L’interview Qui Tue – Kim Jongle Beauf

Critique l'interview qui tue

Genre : Comédie  Durée :  1h52 Note : 12/20

Réalisé par : Seth Rogen, Evan Goldberg Acteurs :  James Franco, Seth Rogen

Un animateur de Talk-Show bas de gamme un peu trash et son producteur arrivent à décrocher une interview de Kim Jong Un. Face à leur immense discrétion sur le sujet, ils sont vite contactés par la CIA pour assassiner le leader Nord-Coréen.

L’interview qui tue, plus simplement The Interview en anglais a fait parler de lui.

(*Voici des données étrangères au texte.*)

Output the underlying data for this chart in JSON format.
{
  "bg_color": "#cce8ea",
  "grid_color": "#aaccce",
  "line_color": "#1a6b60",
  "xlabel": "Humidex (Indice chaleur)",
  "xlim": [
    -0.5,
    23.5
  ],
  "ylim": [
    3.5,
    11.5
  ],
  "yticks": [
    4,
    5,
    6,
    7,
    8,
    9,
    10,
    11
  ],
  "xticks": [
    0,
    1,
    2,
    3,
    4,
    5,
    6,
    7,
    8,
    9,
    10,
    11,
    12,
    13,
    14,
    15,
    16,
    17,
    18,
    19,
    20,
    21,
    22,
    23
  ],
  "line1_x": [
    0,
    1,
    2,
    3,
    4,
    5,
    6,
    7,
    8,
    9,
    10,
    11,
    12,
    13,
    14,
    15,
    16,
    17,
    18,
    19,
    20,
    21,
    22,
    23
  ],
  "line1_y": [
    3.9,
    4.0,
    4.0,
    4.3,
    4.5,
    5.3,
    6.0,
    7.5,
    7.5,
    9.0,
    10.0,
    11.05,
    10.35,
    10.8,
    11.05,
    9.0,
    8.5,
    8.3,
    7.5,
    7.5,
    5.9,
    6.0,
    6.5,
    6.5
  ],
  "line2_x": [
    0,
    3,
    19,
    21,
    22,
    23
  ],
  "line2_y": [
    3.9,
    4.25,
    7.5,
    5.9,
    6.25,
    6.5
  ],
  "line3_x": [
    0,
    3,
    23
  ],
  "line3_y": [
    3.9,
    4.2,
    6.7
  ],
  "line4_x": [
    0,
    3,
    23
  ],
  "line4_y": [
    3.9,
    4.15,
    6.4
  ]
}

La DPRK fâchée qui menace les États-Unis et en appelle à l’ONU, le petit Kim, vexé à mort qui fait son caca nerveux et demande des représailles physiques contre Seth Rogen, James Franco et Evan Goldberg, Sony attaqué soi-disant par des hackers Nord-Coréens et menace d’attentats contre les lieux diffusant le film et j’en passe. En matière de buzz calculé, le trio ne devait pas s’attendre à aussi bien. Mais que vaut vraiment le film ?

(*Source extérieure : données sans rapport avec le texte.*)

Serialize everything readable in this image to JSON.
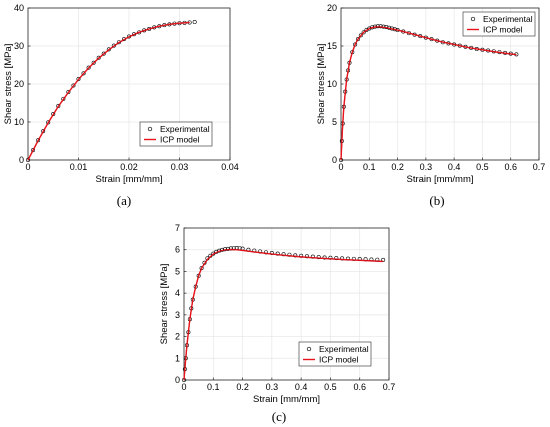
{
  "figure": {
    "panel_labels": [
      "(a)",
      "(b)",
      "(c)"
    ]
  },
  "chart_data": [
    {
      "type": "scatter",
      "xlabel": "Strain [mm/mm]",
      "ylabel": "Shear stress [MPa]",
      "xlim": [
        0,
        0.04
      ],
      "ylim": [
        0,
        40
      ],
      "xticks": [
        0,
        0.01,
        0.02,
        0.03,
        0.04
      ],
      "xtick_labels": [
        "0",
        "0.01",
        "0.02",
        "0.03",
        "0.04"
      ],
      "yticks": [
        0,
        10,
        20,
        30,
        40
      ],
      "ytick_labels": [
        "0",
        "10",
        "20",
        "30",
        "40"
      ],
      "grid": true,
      "legend_position": "lower-right",
      "series": [
        {
          "name": "Experimental",
          "kind": "markers",
          "color": "#000000",
          "x": [
            0,
            0.001,
            0.002,
            0.003,
            0.004,
            0.005,
            0.006,
            0.007,
            0.008,
            0.009,
            0.01,
            0.011,
            0.012,
            0.013,
            0.014,
            0.015,
            0.016,
            0.017,
            0.018,
            0.019,
            0.02,
            0.021,
            0.022,
            0.023,
            0.024,
            0.025,
            0.026,
            0.027,
            0.028,
            0.029,
            0.03,
            0.031,
            0.032,
            0.033
          ],
          "y": [
            0,
            2.6,
            5.2,
            7.6,
            9.9,
            12.1,
            14.2,
            16.1,
            17.9,
            19.6,
            21.3,
            22.8,
            24.3,
            25.6,
            26.9,
            28.0,
            29.1,
            30.1,
            31.0,
            31.8,
            32.5,
            33.1,
            33.6,
            34.1,
            34.5,
            34.9,
            35.2,
            35.5,
            35.7,
            35.9,
            36.0,
            36.1,
            36.2,
            36.3
          ]
        },
        {
          "name": "ICP model",
          "kind": "line",
          "color": "#e8141c",
          "x": [
            0,
            0.002,
            0.004,
            0.006,
            0.008,
            0.01,
            0.012,
            0.014,
            0.016,
            0.018,
            0.02,
            0.022,
            0.024,
            0.026,
            0.028,
            0.03,
            0.032
          ],
          "y": [
            0,
            5.1,
            9.8,
            14.1,
            17.8,
            21.2,
            24.2,
            26.8,
            29.0,
            30.9,
            32.4,
            33.6,
            34.5,
            35.2,
            35.7,
            36.0,
            36.2
          ]
        }
      ]
    },
    {
      "type": "scatter",
      "xlabel": "Strain [mm/mm]",
      "ylabel": "Shear stress [MPa]",
      "xlim": [
        0,
        0.7
      ],
      "ylim": [
        0,
        20
      ],
      "xticks": [
        0,
        0.1,
        0.2,
        0.3,
        0.4,
        0.5,
        0.6,
        0.7
      ],
      "xtick_labels": [
        "0",
        "0.1",
        "0.2",
        "0.3",
        "0.4",
        "0.5",
        "0.6",
        "0.7"
      ],
      "yticks": [
        0,
        5,
        10,
        15,
        20
      ],
      "ytick_labels": [
        "0",
        "5",
        "10",
        "15",
        "20"
      ],
      "grid": true,
      "legend_position": "top-right",
      "series": [
        {
          "name": "Experimental",
          "kind": "markers",
          "color": "#000000",
          "x": [
            0,
            0.003,
            0.006,
            0.01,
            0.015,
            0.02,
            0.025,
            0.03,
            0.04,
            0.05,
            0.06,
            0.07,
            0.08,
            0.09,
            0.1,
            0.11,
            0.12,
            0.13,
            0.14,
            0.15,
            0.16,
            0.17,
            0.18,
            0.19,
            0.2,
            0.22,
            0.24,
            0.26,
            0.28,
            0.3,
            0.32,
            0.34,
            0.36,
            0.38,
            0.4,
            0.42,
            0.44,
            0.46,
            0.48,
            0.5,
            0.52,
            0.54,
            0.56,
            0.58,
            0.6,
            0.62
          ],
          "y": [
            0,
            2.5,
            4.8,
            7.0,
            9.0,
            10.6,
            11.8,
            12.8,
            14.2,
            15.2,
            15.9,
            16.4,
            16.8,
            17.1,
            17.3,
            17.45,
            17.55,
            17.6,
            17.6,
            17.55,
            17.5,
            17.4,
            17.3,
            17.2,
            17.1,
            16.9,
            16.7,
            16.5,
            16.3,
            16.1,
            15.9,
            15.7,
            15.5,
            15.35,
            15.2,
            15.05,
            14.9,
            14.75,
            14.6,
            14.5,
            14.4,
            14.3,
            14.2,
            14.1,
            14.0,
            13.9
          ]
        },
        {
          "name": "ICP model",
          "kind": "line",
          "color": "#e8141c",
          "x": [
            0,
            0.005,
            0.01,
            0.02,
            0.03,
            0.04,
            0.05,
            0.06,
            0.08,
            0.1,
            0.12,
            0.14,
            0.16,
            0.18,
            0.2,
            0.25,
            0.3,
            0.35,
            0.4,
            0.45,
            0.5,
            0.55,
            0.6,
            0.62
          ],
          "y": [
            0,
            4.0,
            7.0,
            10.6,
            12.8,
            14.2,
            15.2,
            15.9,
            16.8,
            17.3,
            17.5,
            17.5,
            17.4,
            17.25,
            17.1,
            16.6,
            16.1,
            15.6,
            15.2,
            14.8,
            14.5,
            14.2,
            13.95,
            13.85
          ]
        }
      ]
    },
    {
      "type": "scatter",
      "xlabel": "Strain [mm/mm]",
      "ylabel": "Shear stress [MPa]",
      "xlim": [
        0,
        0.7
      ],
      "ylim": [
        0,
        7
      ],
      "xticks": [
        0,
        0.1,
        0.2,
        0.3,
        0.4,
        0.5,
        0.6,
        0.7
      ],
      "xtick_labels": [
        "0",
        "0.1",
        "0.2",
        "0.3",
        "0.4",
        "0.5",
        "0.6",
        "0.7"
      ],
      "yticks": [
        0,
        1,
        2,
        3,
        4,
        5,
        6,
        7
      ],
      "ytick_labels": [
        "0",
        "1",
        "2",
        "3",
        "4",
        "5",
        "6",
        "7"
      ],
      "grid": true,
      "legend_position": "lower-right",
      "series": [
        {
          "name": "Experimental",
          "kind": "markers",
          "color": "#000000",
          "x": [
            0,
            0.003,
            0.006,
            0.01,
            0.015,
            0.02,
            0.025,
            0.03,
            0.04,
            0.05,
            0.06,
            0.07,
            0.08,
            0.09,
            0.1,
            0.11,
            0.12,
            0.13,
            0.14,
            0.15,
            0.16,
            0.17,
            0.18,
            0.19,
            0.2,
            0.22,
            0.24,
            0.26,
            0.28,
            0.3,
            0.32,
            0.34,
            0.36,
            0.38,
            0.4,
            0.42,
            0.44,
            0.46,
            0.48,
            0.5,
            0.52,
            0.54,
            0.56,
            0.58,
            0.6,
            0.62,
            0.64,
            0.66,
            0.68
          ],
          "y": [
            0,
            0.5,
            1.0,
            1.6,
            2.2,
            2.8,
            3.3,
            3.7,
            4.3,
            4.8,
            5.15,
            5.4,
            5.6,
            5.72,
            5.82,
            5.9,
            5.95,
            5.99,
            6.02,
            6.04,
            6.06,
            6.07,
            6.08,
            6.07,
            6.05,
            6.0,
            5.96,
            5.92,
            5.88,
            5.85,
            5.82,
            5.79,
            5.77,
            5.74,
            5.72,
            5.7,
            5.68,
            5.66,
            5.64,
            5.63,
            5.61,
            5.6,
            5.59,
            5.58,
            5.57,
            5.56,
            5.55,
            5.54,
            5.53
          ]
        },
        {
          "name": "ICP model",
          "kind": "line",
          "color": "#e8141c",
          "x": [
            0,
            0.005,
            0.01,
            0.02,
            0.03,
            0.04,
            0.05,
            0.06,
            0.08,
            0.1,
            0.12,
            0.14,
            0.16,
            0.18,
            0.2,
            0.25,
            0.3,
            0.35,
            0.4,
            0.45,
            0.5,
            0.55,
            0.6,
            0.65,
            0.68
          ],
          "y": [
            0,
            0.85,
            1.6,
            2.8,
            3.7,
            4.3,
            4.8,
            5.15,
            5.55,
            5.8,
            5.93,
            5.99,
            6.01,
            6.0,
            5.97,
            5.88,
            5.8,
            5.73,
            5.67,
            5.62,
            5.58,
            5.54,
            5.51,
            5.48,
            5.46
          ]
        }
      ]
    }
  ]
}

Il faut le dire de suite, mais on s’en serait douté, The Interview n’est absolument pas un brûlot ultra suberversif démontant en flèche la machinerie de propagande de la Corée du Nord. La critique sociétale est aussi éloignée du film qu’Arthur l’est de l’humour et du bon goût et les quelques microscènes qui se déroulent hors du giron de Kim Jong Un sont caricaturales à souhait et presque inexistantes. L’intrigue finalement, ne tournant qu’autour du dictateur qui n’est finalement pas si ridiculisé que ça pour peu qu’il ait un minimum de recul. Ce dont apparemment, il ne dispose pas beaucoup en regard de ses diverses réactions.

Ainsi, Little Kim est dépeint en fan absolu de talk-show américain, adorateur de Katy Perry, collectionneur de belles caisses et d’asiatiques bien carrossées, avides de bonne chère et de bonne chair, victime collatérale du culte de la personnalité dont il fait l’objet et martyrisé par un père exigeant et castrateur qui ne lui a jamais adressé l’attention qu’il voulait. Un personnage bien plus proche d’un bébé gâté poupon ultra beauf américain totalement paranoïaque que de la figure emblématique qu’étaient son père et son grand-père.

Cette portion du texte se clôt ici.